Освобождал, выпрастывал ее оцепенелое, глухое, тише травы, безропотное тело, шептал, хрипел ей в ухо наугад, что это не она бесплодная, а он, что это вот его лечить и проверять… ей дастся, ей поверят, ее не могут не услышать, не утолить ее простого праведного голода, и все поправится, все сбудется и через не могу, и будет расти мальчик или девочка… выталкивал бесправно, самозванцем:
— Ты тоже забеременеешь, тоже!
И Нина начинала биться в его помоечных ладонях, рвалась, металась, вскидывалась, била, изворачивалась — освободиться от него, спихнуть; загубленно шипела: «Ты все во мне убил… все наше… убирайся…», но он держался крепко, не отпускал, все гнул, судьбу ломая, жизнь поворачивая вспять, и черный ветер продувал насквозь, распахивая стены, а не окна, и чем теснее прижимался к ней, чем яростнее и жестче вжимал ее в себя, тем все страшнее становился ветер, неутолимей — одиночество.

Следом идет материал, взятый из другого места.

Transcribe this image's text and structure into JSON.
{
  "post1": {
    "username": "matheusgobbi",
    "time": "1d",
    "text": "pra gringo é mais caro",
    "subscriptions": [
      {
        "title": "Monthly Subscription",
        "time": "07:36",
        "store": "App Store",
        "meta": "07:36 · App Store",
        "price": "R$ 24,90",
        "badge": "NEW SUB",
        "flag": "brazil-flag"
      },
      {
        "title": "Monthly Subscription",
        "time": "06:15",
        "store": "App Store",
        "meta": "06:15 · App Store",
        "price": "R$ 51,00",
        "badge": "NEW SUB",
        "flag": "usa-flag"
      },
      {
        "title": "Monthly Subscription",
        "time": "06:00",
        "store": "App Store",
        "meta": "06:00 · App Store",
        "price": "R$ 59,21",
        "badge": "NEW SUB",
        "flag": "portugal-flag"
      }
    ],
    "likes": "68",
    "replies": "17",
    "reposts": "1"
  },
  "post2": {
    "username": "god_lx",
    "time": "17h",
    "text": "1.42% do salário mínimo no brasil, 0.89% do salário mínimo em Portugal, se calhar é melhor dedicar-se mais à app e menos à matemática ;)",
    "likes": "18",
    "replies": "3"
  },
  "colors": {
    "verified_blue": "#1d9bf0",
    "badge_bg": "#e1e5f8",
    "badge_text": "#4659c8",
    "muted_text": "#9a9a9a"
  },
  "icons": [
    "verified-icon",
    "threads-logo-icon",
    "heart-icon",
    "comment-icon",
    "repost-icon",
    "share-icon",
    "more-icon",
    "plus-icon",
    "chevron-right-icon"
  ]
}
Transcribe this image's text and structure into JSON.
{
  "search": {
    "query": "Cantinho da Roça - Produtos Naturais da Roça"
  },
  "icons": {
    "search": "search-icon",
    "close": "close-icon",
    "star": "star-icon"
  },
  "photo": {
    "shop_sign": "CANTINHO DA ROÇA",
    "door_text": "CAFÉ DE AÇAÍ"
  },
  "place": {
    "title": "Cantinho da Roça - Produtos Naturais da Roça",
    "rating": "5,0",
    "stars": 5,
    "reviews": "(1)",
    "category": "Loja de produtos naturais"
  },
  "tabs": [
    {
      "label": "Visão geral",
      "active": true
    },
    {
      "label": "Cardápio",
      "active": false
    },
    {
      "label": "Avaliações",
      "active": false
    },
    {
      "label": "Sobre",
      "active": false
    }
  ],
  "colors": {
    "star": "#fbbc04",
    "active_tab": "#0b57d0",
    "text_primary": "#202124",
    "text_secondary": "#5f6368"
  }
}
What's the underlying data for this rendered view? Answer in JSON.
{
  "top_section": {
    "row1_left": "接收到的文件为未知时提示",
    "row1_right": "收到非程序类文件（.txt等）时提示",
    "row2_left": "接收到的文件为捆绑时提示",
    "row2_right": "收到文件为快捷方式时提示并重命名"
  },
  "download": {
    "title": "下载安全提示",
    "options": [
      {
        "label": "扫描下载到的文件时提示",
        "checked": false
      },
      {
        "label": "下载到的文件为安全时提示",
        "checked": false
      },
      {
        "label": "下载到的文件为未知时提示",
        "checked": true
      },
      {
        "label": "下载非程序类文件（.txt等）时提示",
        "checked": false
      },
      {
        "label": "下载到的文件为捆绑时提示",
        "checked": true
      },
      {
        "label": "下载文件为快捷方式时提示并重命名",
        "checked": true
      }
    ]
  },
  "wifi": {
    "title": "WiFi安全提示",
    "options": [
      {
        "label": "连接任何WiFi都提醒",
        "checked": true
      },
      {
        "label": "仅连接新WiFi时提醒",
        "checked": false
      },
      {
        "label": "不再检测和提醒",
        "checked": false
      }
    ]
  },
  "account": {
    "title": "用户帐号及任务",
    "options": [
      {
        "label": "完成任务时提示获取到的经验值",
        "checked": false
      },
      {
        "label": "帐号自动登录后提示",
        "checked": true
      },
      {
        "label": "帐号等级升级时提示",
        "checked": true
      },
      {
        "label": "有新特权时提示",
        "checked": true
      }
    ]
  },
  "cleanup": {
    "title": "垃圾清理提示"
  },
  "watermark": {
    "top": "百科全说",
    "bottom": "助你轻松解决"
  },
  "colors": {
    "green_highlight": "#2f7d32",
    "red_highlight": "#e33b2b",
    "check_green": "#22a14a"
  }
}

Вся жизнь, что миновала, хлынула внатяг, потоком музыкальных нечистот, которые он произвел за тридцать с лишним лет, с урчанием урывая лакомый кусок из воздуха, едва звенящего каким-то смутным обещанием, войти надеясь в строгий рай и выпуская едкую, кожесдирающую слизь… струей кипятка из прорванной гармони отопления, подкрашенной кровью бурой отцовской мочи, текущей в мочеприемник на ноте «ы-ы-ы-ы»… и, обжигаясь, пропадая, приклеиваясь кожей сиротливо, он только в Нине находил себе последнюю убогую защиту.
Он будто вталкивался в тесный черный лаз, и это было как рождение навыворот, обратно; мир сокращался, обступал, давил, своим уничтожающим нажимом породив как будто предсмертную белую вспышку сознания, в которой уместилось все — от вольного холода церкви, в которой крестили трехлетним его, до раскаленной смрадной пустоты последующей взрослой пожизненной свободы… и Нина вдруг, будто Камлаева прощая, ему раскрылась, до конца его услышала, вся сделавшись отлитой будто из камлаевского сердца и выбив слезы, слезы от того, что никогда никто еще не был ему так близок, как Нина в эту самую минуту, и ничего не сделать с тем, что это кончилось.
И вечная частица жизни в этот миг — с зубовным скрежетом так трудно умиравшего отца и с первым детским криком самого Камлаева — прошла сквозь него, чтобы продолжить бытие его в горячей сокровенной тьме жены его.